I have been grappling with the issue of designing fitting, comfortable, and effective personal information ecology since...forever. Certainly since the late 1980s. I have been through all the PIMs, the outliners, the groupware -- REXX-driven TSRs, OCR-driven text input with ZyIndexing, and the like. More recently I've been dealing with all the web-driven tools -- the blogs and Wiki and so forth; SharePoint and LAMP and so on. It's all been...vaguely dissatisfying. Why?
On one hand I am being harsh, and that harshness points at something that's missing. At the same time, I should be thrilled with what I have -- I do have a personal workstation. By using Google Desktop search, all the text, e-mail -- everything on my system is accessible. Through a "broadband" cable modem connection, I can link to practically any information source on a global basis, and have the server end generally be the constrained resource. But at the same time, as I think about what it would take to craft a more amenable access to point into a person information ecology, I encounter the modern malaise -- too many choices and not enough guidance.
Let's get consultative about this: First and foremost, what is the desired end-state? At the end of the day, what's the desire outcome -- what do you (I) want to have in hand? The first thought that occurs is that I want to be fed. And interesting analogy, and one that has certainly has been dwelled on and dealt with, certainly with the emergence of RSS. But as sophisticated and the web can be spun to feed things to me, and even with he possibility of applying collaborative filtering to my meta-feed stream, it's still a situation where I need to proactively interact with the random and variable information universe out there in a and associative-bordering-on-random fashion. I need to find, then bring back into my environment , some item of interest. Now that item of interest may provoke connection to others, but there is still a linearity; it isn't really "as we may think" because, I think, there is a lot more to how we think, and how we construct connection, than what can be modeled in a 2-d system.

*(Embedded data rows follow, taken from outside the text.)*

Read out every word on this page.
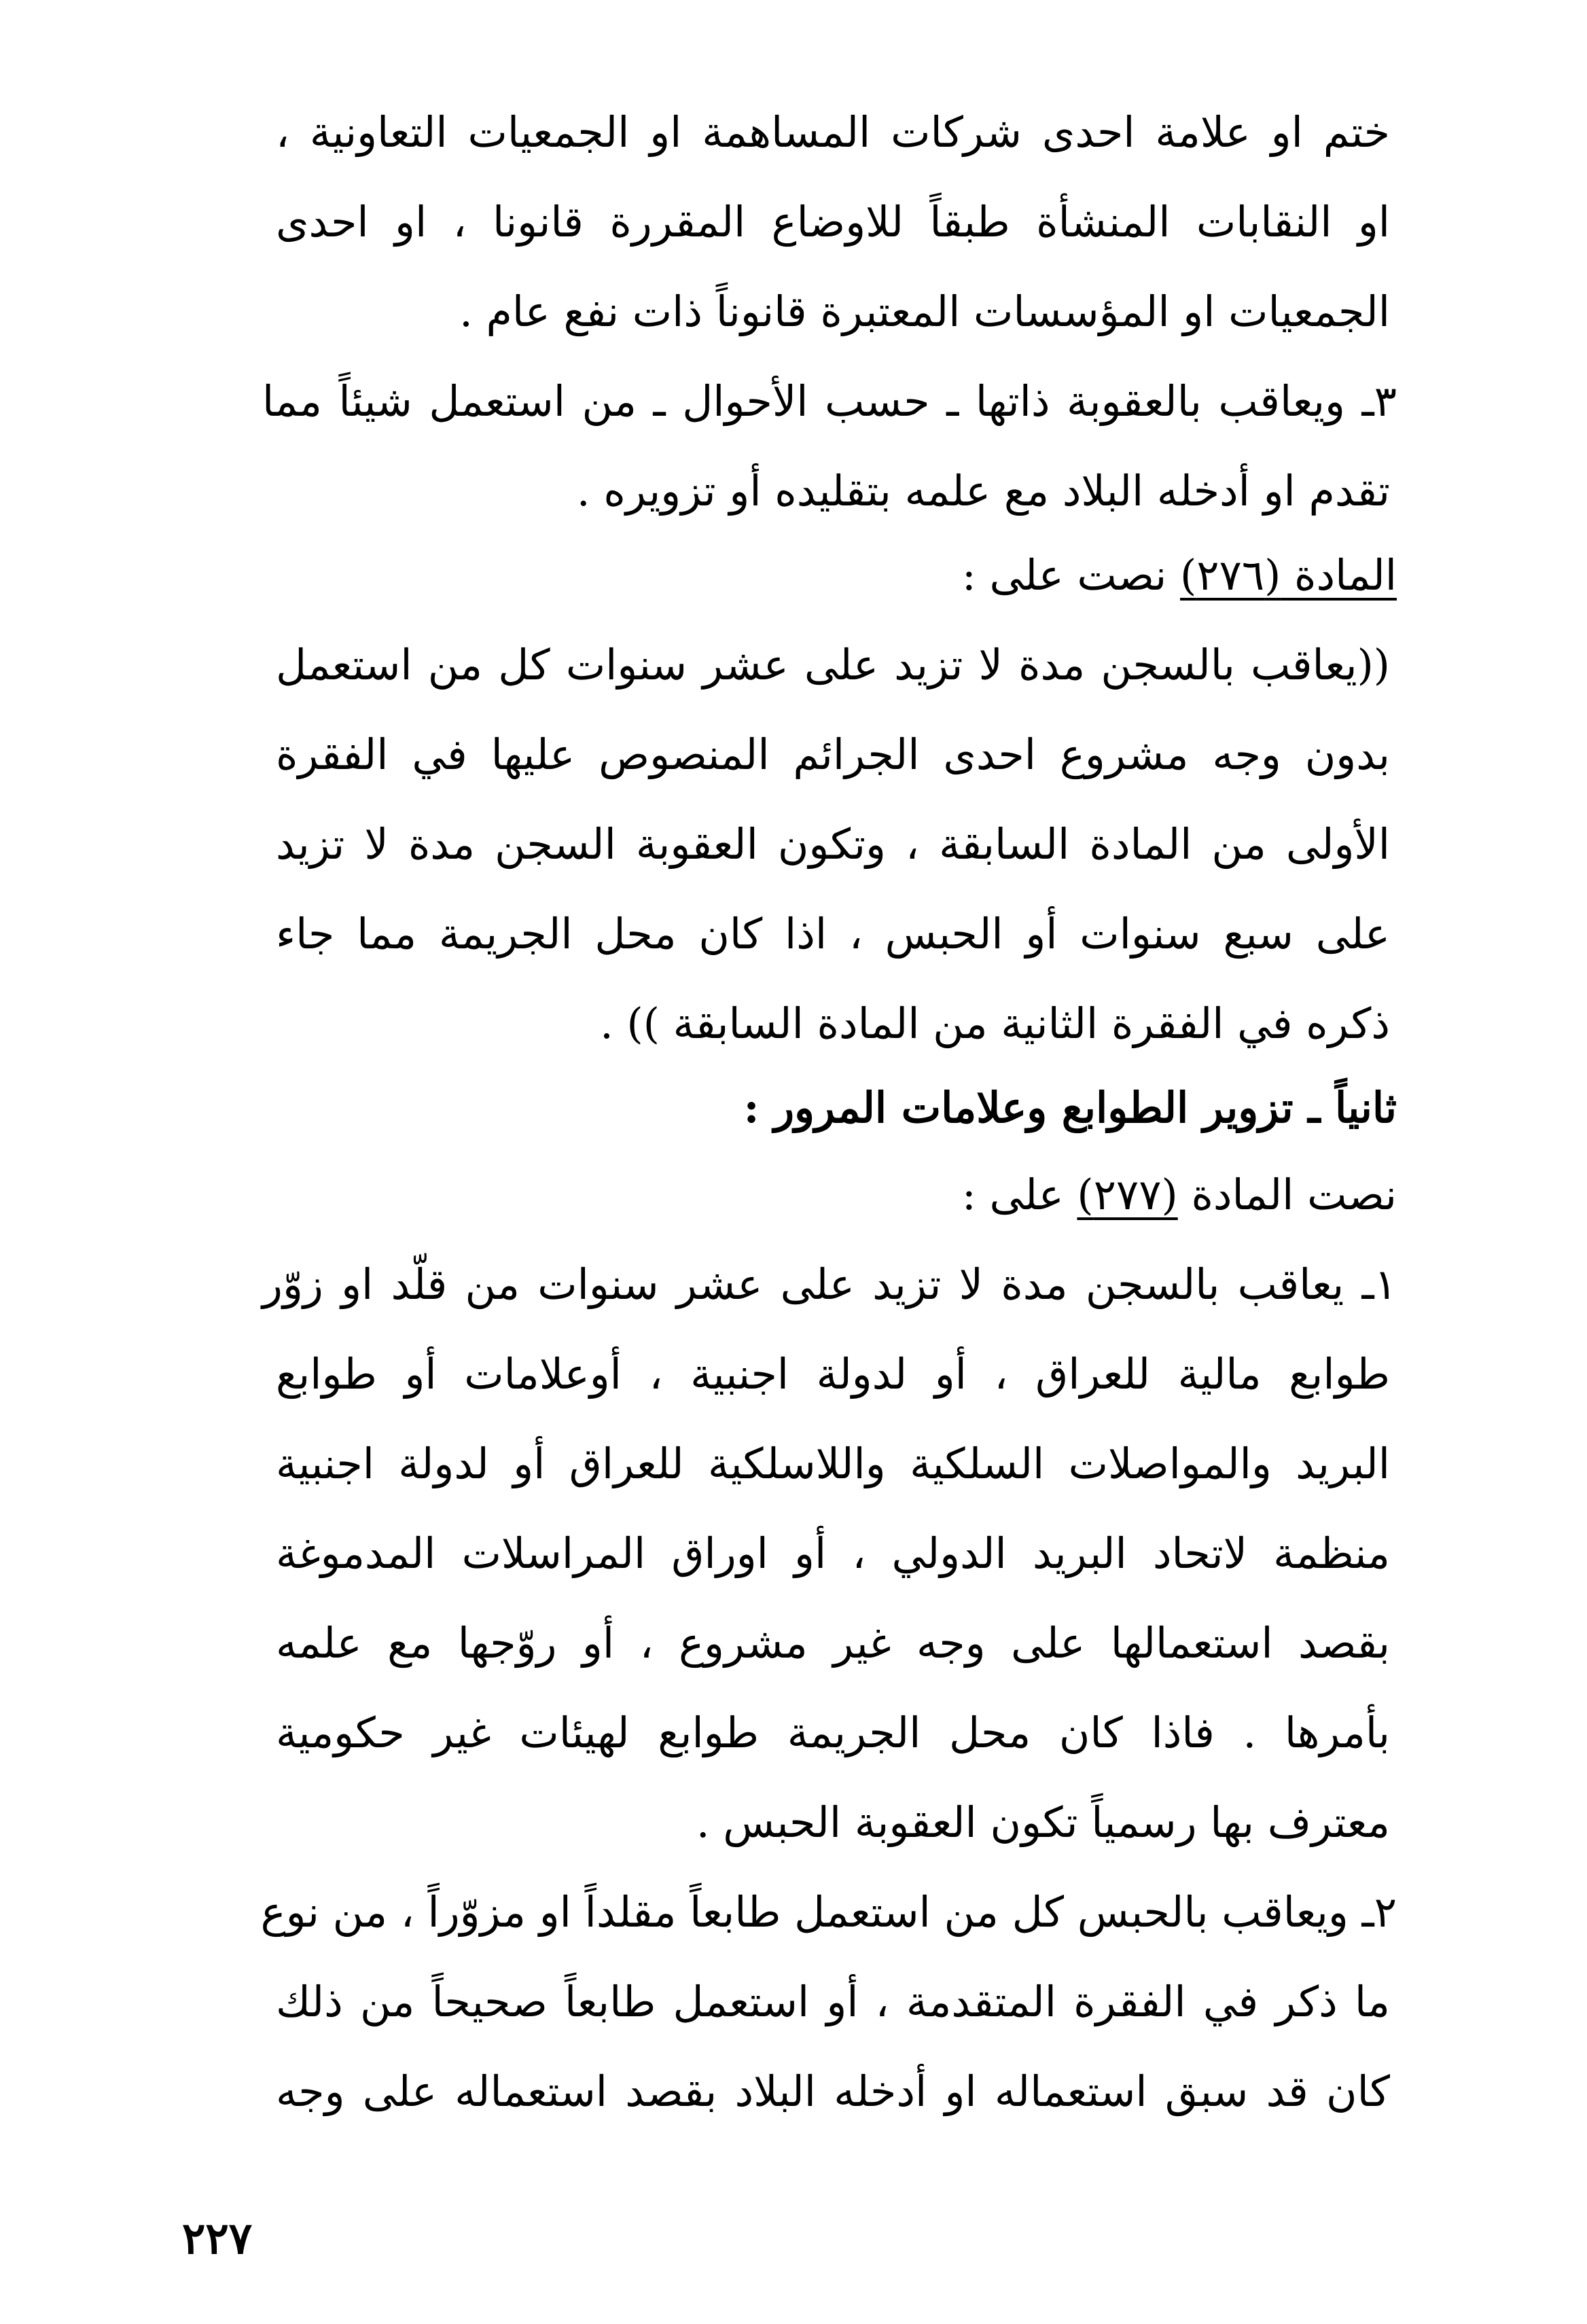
ختم او علامة احدى شركات المساهمة او الجمعيات التعاونية ،
او النقابات المنشأة طبقاً للاوضاع المقررة قانونا ، او احدى
الجمعيات او المؤسسات المعتبرة قانوناً ذات نفع عام .
٣ـ ويعاقب بالعقوبة ذاتها ـ حسب الأحوال ـ من استعمل شيئاً مما
تقدم او أدخله البلاد مع علمه بتقليده أو تزويره .
المادة (٢٧٦) نصت على :
((يعاقب بالسجن مدة لا تزيد على عشر سنوات كل من استعمل
بدون وجه مشروع احدى الجرائم المنصوص عليها في الفقرة
الأولى من المادة السابقة ، وتكون العقوبة السجن مدة لا تزيد
على سبع سنوات أو الحبس ، اذا كان محل الجريمة مما جاء
ذكره في الفقرة الثانية من المادة السابقة )) .
ثانياً ـ تزوير الطوابع وعلامات المرور :
نصت المادة (٢٧٧) على :
١ـ يعاقب بالسجن مدة لا تزيد على عشر سنوات من قلّد او زوّر
طوابع مالية للعراق ، أو لدولة اجنبية ، أوعلامات أو طوابع
البريد والمواصلات السلكية واللاسلكية للعراق أو لدولة اجنبية
منظمة لاتحاد البريد الدولي ، أو اوراق المراسلات المدموغة
بقصد استعمالها على وجه غير مشروع ، أو روّجها مع علمه
بأمرها . فاذا كان محل الجريمة طوابع لهيئات غير حكومية
معترف بها رسمياً تكون العقوبة الحبس .
٢ـ ويعاقب بالحبس كل من استعمل طابعاً مقلداً او مزوّراً ، من نوع
ما ذكر في الفقرة المتقدمة ، أو استعمل طابعاً صحيحاً من ذلك
كان قد سبق استعماله او أدخله البلاد بقصد استعماله على وجه
٢٢٧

I want a system that keeps all my concerns in a whole and complete fashion. This involves the element of design; I will always been upgrading, tweaking, recontextualizing, and reconnectiong all the various elements on a constant basis, but I want to, at the end of the day, feel confident that all my bases are covered. I don't see any way to get that now. In my mind I can invent some of the necessary, evolutionary pieces -- I think. But it’s hard. The design language isn't quite there. Right now, I feel constrained by the 2-dimensionality of current approaches. That's why I'm working on a 3-d approach that's built on the backbone of existing technologies, but which guides and evolves the user experience toward the world as it is evolving, rather than stuck in the 2-d world as it has been for the past 60 years
Actually I think I will work up a requirements document for the personal information ecology. This is progress.